Exercise puts Arnold's fuel spill response team to the test

  • Published
  • By Philip Lorenz III
  • AEDC/PA
In June, a core team of 20 key Arnold Engineering Development Center hazardous spill response personnel, along with Aerospace Testing Alliance (ATA) firefighters, paramedics and security forces, responded to a simulated hazardous waste spill of 20,000 gallons of JP-8 fuel from the center's Operational Fuel Farm into the retention ditch behind the secondary pumping station at Arnold Air Force Base, Tenn.

John Casey, ATA spill response team lead and trusted agent for the exercise, said a drill of this magnitude is required every three to five years. 

"We abide by the requirements dictated by the Fuel Response Plan, the Spill Prevention Controls and Countermeasures instructions as well as state and EPA regulations," he said. 

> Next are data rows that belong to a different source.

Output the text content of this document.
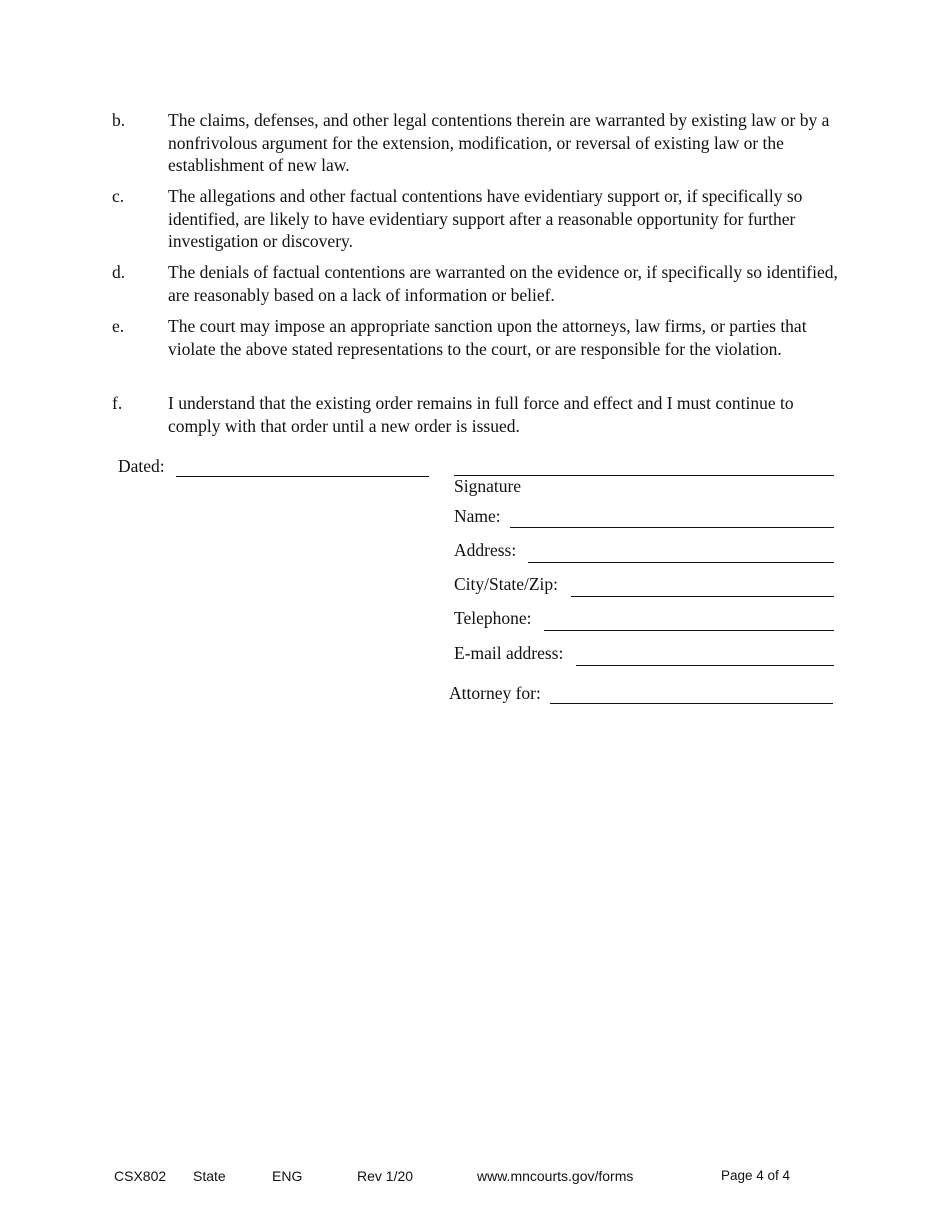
b. The claims, defenses, and other legal contentions therein are warranted by existing law or by a nonfrivolous argument for the extension, modification, or reversal of existing law or the establishment of new law.
c.	The allegations and other factual contentions have evidentiary support or, if specifically so identified, are likely to have evidentiary support after a reasonable opportunity for further investigation or discovery.
d. The denials of factual contentions are warranted on the evidence or, if specifically so identified, are reasonably based on a lack of information or belief.
e.	The court may impose an appropriate sanction upon the attorneys, law firms, or parties that violate the above stated representations to the court, or are responsible for the violation.
f.	I understand that the existing order remains in full force and effect and I must continue to comply with that order until a new order is issued.
Dated:
Signature
Name:
Address:
City/State/Zip:
Telephone:
E-mail address:
Attorney for:
CSX802 State	ENG	Rev 1/20	www.mncourts.gov/forms	Page 4 of 4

Casey said better stewardship of resources and a more responsive mindset has changed the way the spill team and support personnel meet their training requirements. 

"In the past, we had always satisfied those requirements by responding to real fuel spills, but our folks have gotten so good at preventing them that we now have to hold practice exercises like this to fulfill the training requirements," he explained. "The goal is to deploy all of our specialists and equipment to make sure everything works and everyone knows what their role is in containing a spill of this type." 

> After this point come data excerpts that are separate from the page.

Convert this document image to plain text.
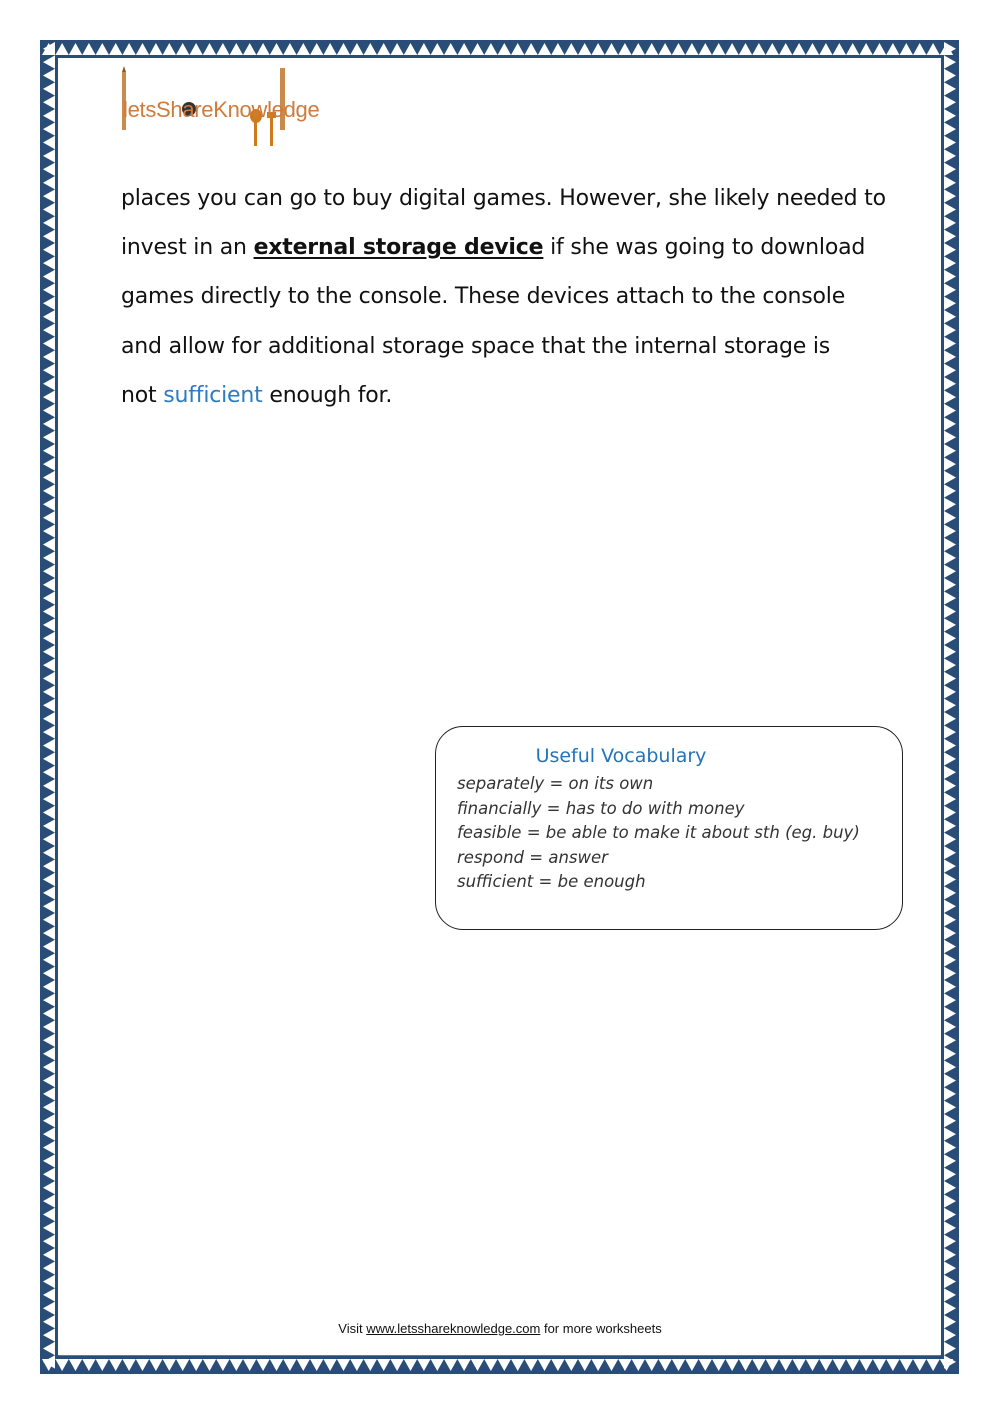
letsShareKnowledge

places you can go to buy digital games. However, she likely needed to

invest in an external storage device if she was going to download

games directly to the console. These devices attach to the console

and allow for additional storage space that the internal storage is

not sufficient enough for.

Useful Vocabulary
separately = on its own
financially = has to do with money
feasible = be able to make it about sth (eg. buy)
respond = answer
sufficient = be enough
Visit www.letsshareknowledge.com for more worksheets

Casey said a real fuel spill of this magnitude would require a significant number of responders working at the scene for days, with one shift relieving the next until it was properly contained and the potential threat to human health and the environment mitigated.

"In the real world, a spill typically will occur at the worst time - two in the morning, it could be raining, lightning, or maybe cold, you'll be off-base, communications will be horrible and it would be hard to get people there," he explained. "But it's during third shift when things like this happen, a Chernobyl or Three-Mile Island." 

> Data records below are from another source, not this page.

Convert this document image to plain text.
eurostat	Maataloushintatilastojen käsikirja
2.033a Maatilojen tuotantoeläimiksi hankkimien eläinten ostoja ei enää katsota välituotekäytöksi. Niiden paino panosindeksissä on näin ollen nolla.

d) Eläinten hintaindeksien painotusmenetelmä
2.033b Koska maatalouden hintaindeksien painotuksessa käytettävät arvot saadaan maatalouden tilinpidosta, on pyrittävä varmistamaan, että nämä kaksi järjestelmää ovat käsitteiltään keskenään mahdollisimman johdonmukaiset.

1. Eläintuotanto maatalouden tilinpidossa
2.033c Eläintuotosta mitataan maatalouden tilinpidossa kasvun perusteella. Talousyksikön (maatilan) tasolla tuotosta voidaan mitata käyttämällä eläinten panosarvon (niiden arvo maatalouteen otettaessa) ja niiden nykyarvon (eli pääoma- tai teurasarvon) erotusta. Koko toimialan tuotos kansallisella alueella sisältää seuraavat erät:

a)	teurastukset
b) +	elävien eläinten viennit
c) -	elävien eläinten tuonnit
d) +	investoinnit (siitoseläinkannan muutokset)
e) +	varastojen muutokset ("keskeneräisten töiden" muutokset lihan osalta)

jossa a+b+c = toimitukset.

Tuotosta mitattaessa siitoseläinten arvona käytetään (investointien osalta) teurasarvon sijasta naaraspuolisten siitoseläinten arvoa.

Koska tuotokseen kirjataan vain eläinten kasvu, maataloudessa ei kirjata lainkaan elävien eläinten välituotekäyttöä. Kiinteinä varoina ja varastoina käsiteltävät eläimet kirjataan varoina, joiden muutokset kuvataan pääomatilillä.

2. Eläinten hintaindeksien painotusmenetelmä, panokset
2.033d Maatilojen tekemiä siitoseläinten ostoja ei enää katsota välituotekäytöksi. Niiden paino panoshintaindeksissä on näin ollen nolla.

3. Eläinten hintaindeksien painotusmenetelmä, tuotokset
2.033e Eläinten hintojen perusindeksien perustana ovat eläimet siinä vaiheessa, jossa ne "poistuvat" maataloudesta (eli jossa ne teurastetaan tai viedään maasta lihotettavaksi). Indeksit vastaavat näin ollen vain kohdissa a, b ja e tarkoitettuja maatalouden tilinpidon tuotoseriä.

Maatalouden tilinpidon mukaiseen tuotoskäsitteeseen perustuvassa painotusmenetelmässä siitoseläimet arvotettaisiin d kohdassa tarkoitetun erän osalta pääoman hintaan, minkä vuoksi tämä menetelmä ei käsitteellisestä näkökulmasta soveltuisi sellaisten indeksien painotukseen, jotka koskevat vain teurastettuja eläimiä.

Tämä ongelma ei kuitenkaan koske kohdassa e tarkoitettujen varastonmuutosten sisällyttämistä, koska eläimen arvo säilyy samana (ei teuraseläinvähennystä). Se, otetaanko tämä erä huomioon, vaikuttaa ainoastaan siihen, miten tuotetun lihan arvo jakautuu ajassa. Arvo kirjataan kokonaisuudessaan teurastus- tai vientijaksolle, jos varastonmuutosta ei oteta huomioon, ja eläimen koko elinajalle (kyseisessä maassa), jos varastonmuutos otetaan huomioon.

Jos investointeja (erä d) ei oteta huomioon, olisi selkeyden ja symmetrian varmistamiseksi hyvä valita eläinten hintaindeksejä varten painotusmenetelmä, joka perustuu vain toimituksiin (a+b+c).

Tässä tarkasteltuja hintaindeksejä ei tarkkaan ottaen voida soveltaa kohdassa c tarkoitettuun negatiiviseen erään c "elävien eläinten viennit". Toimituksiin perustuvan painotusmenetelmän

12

Dan Johnson, ATA's installation exercise program officer, said the goal of the fuel spill exercise had two components - identifying areas needing improvement and training, including communication, familiarity with equipment, procedures and ensuring everyone involved knows their part in the process.

"The whole purpose of the exercise is to identify areas for improvement while providing a reasonably realistic training opportunity," he said. "That's really the focus of the Exercise Evaluation Team - helping to make the entire AEDC team better!" 

Casey said the way everyone currently trains on base has also produced a more consistent and efficient way to deal with emergency situations. 

"Everybody, including laborers and craft people, will have an equal input during a training exercise," he said. "We have no badges and no ranks out there. So, if a laborer comes up to me, and says, 'these gloves are too hot and they don't work well,' I make a note and get him new gloves because that way he knows his word is worth something and he has input, and he has buy in, because he is an important part of what we're doing. No one person can do all this, but it is my job to help facilitate the process, that's my job."